The Queen was of a different opinion. Fearing as she did that the avalanche of reform was sweeping away the old world which she loved and represented, she wrote to Lascelles, ‘I feel that we should cling to our domestic traditions and ceremonies for dear life.’44 He replied that he would never suggest discontinuing any ceremony which maintained the Crown’s dignity, but he felt that this one probably had the opposite effect. ‘Surely it is better to dispense with a thing that has no real significance, or dignity, rather than to allow it to become a source of friction & bitterness – of which there is quite enough in the Empire already?’ He thought the Home Secretary’s archaic presence was in fact ‘an unwarrantable & out-of-date intrusion into Your Majesties’ private lives’.45 The Queen was at last persuaded.

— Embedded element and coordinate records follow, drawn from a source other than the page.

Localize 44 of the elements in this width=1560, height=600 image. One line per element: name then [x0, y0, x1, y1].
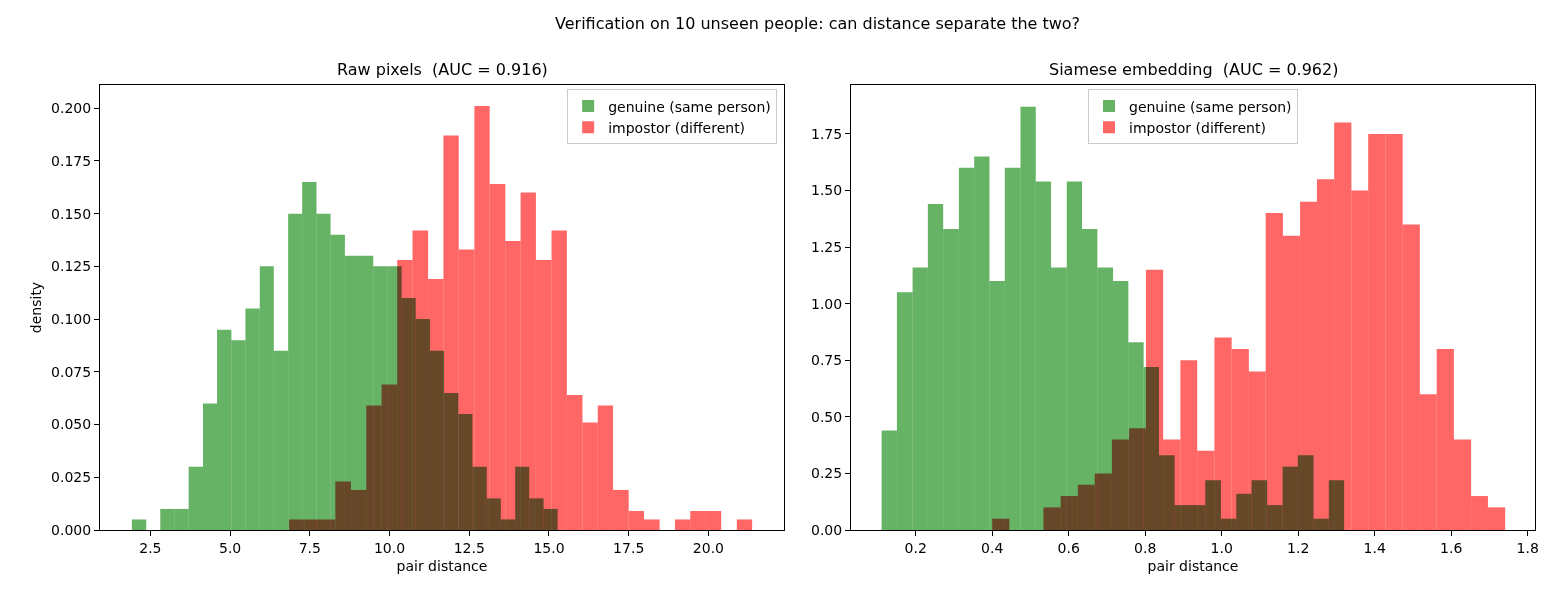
y-tick-label: 0.00: [811, 521, 843, 538]
x-tick-label: 1.2: [1287, 539, 1310, 556]
y-tick-label: 1.00: [811, 295, 843, 312]
legend-label: impostor (different): [1129, 119, 1266, 136]
legend-label: genuine (same person): [1129, 98, 1292, 115]
x-tick-label: 15.0: [533, 539, 565, 556]
y-axis-title: density: [27, 281, 44, 334]
x-tick-label: 10.0: [373, 539, 406, 556]
legend-label: impostor (different): [608, 119, 746, 136]
y-tick-label: 0.025: [51, 469, 92, 486]
x-tick-label: 1.6: [1440, 539, 1463, 556]
text: Verification on 10 unseen people: can distance separate the two?: [555, 14, 1081, 33]
x-tick-label: 1.4: [1363, 539, 1386, 556]
chart-title: Raw pixels (AUC = 0.916): [337, 60, 548, 79]
x-axis-title: pair distance: [396, 558, 488, 575]
chart-title: Siamese embedding (AUC = 0.962): [1049, 60, 1339, 79]
legend-label: genuine (same person): [608, 98, 771, 115]
y-tick-label: 0.50: [811, 408, 843, 425]
y-tick-label: 0.175: [51, 152, 92, 169]
y-tick-label: 0.050: [51, 416, 92, 433]
y-tick-label: 1.25: [811, 238, 843, 255]
x-axis-title: pair distance: [1147, 558, 1239, 575]
y-tick-label: 0.075: [51, 363, 92, 380]
y-tick-label: 1.75: [811, 125, 843, 142]
x-tick-label: 1.8: [1516, 539, 1539, 556]
y-tick-label: 0.125: [51, 258, 92, 275]
y-tick-label: 0.150: [51, 205, 92, 222]
y-tick-label: 0.25: [811, 465, 843, 482]
x-tick-label: 5.0: [218, 539, 242, 556]
y-tick-label: 1.50: [811, 182, 843, 199]
x-tick-label: 12.5: [453, 539, 485, 556]
y-tick-label: 0.200: [51, 100, 92, 117]
x-tick-label: 0.2: [904, 539, 927, 556]
x-tick-label: 1.0: [1210, 539, 1233, 556]
x-tick-label: 17.5: [613, 539, 645, 556]
y-tick-label: 0.75: [811, 352, 843, 369]
x-tick-label: 7.5: [298, 539, 321, 556]
x-tick-label: 0.8: [1134, 539, 1157, 556]
y-tick-label: 0.100: [51, 311, 92, 327]
x-tick-label: 0.6: [1057, 539, 1080, 556]
x-tick-label: 2.5: [139, 539, 162, 556]
x-tick-label: 0.4: [981, 539, 1004, 556]
x-tick-label: 20.0: [692, 539, 725, 556]
y-tick-label: 0.000: [51, 521, 92, 538]
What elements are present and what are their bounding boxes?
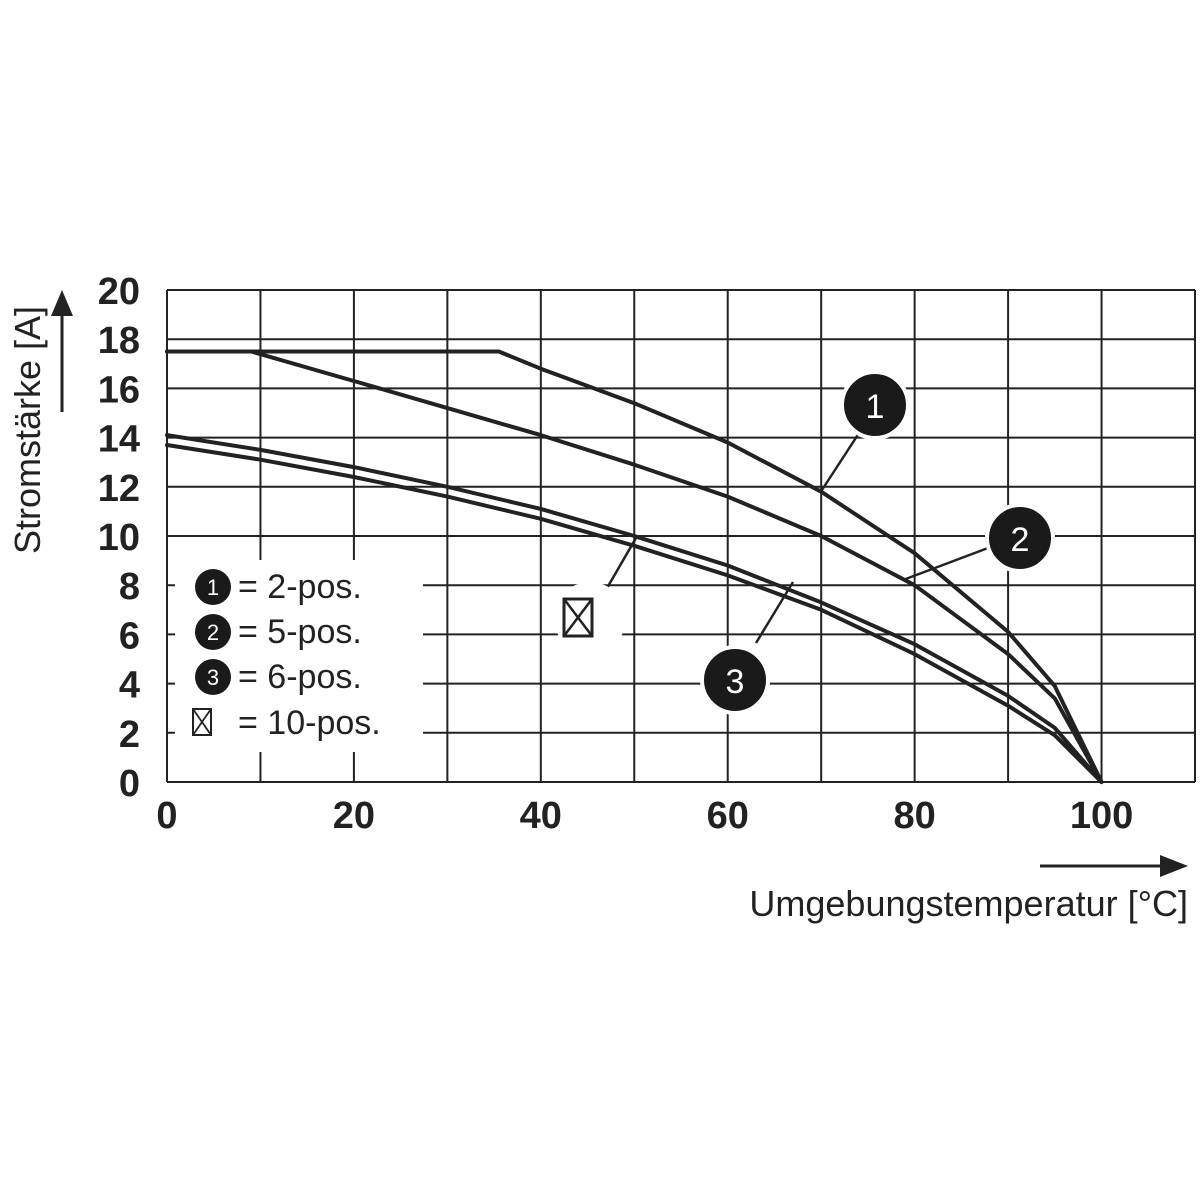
callout-10pos-box-icon [562,597,594,638]
y-tick-label: 10 [98,517,140,559]
legend-item-2pos: 1 = 2-pos. [195,568,362,606]
x-tick-labels: 0 20 40 60 80 100 [156,795,1133,837]
x-tick-label: 40 [520,795,562,837]
legend-box-icon [192,708,212,736]
y-tick-label: 6 [119,615,140,657]
callouts: 1 2 3 [554,370,1055,715]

By this time she had a much greater concern. The imminent birth of their first grandchild coincided with a serious deterioration in the King’s health. The South Africa tour had exhausted him – he had lost seventeen pounds in weight in the course of those strenuous weeks. And, as his biographer discreetly put it, ‘his temperament was not one which facilitated a rapid replenishing of nervous and physical reserves.’46 Through 1948 he had been suffering from cramp in the feet and legs. He did not complain, but he kept a note of it. The problem eased when he was on holiday at Balmoral – he found he could spend a day on the hills without being tired, but by October 1948 the symptoms had got worse. His left foot was numb and the pain in it kept him awake at night. The affliction then spread to the right foot.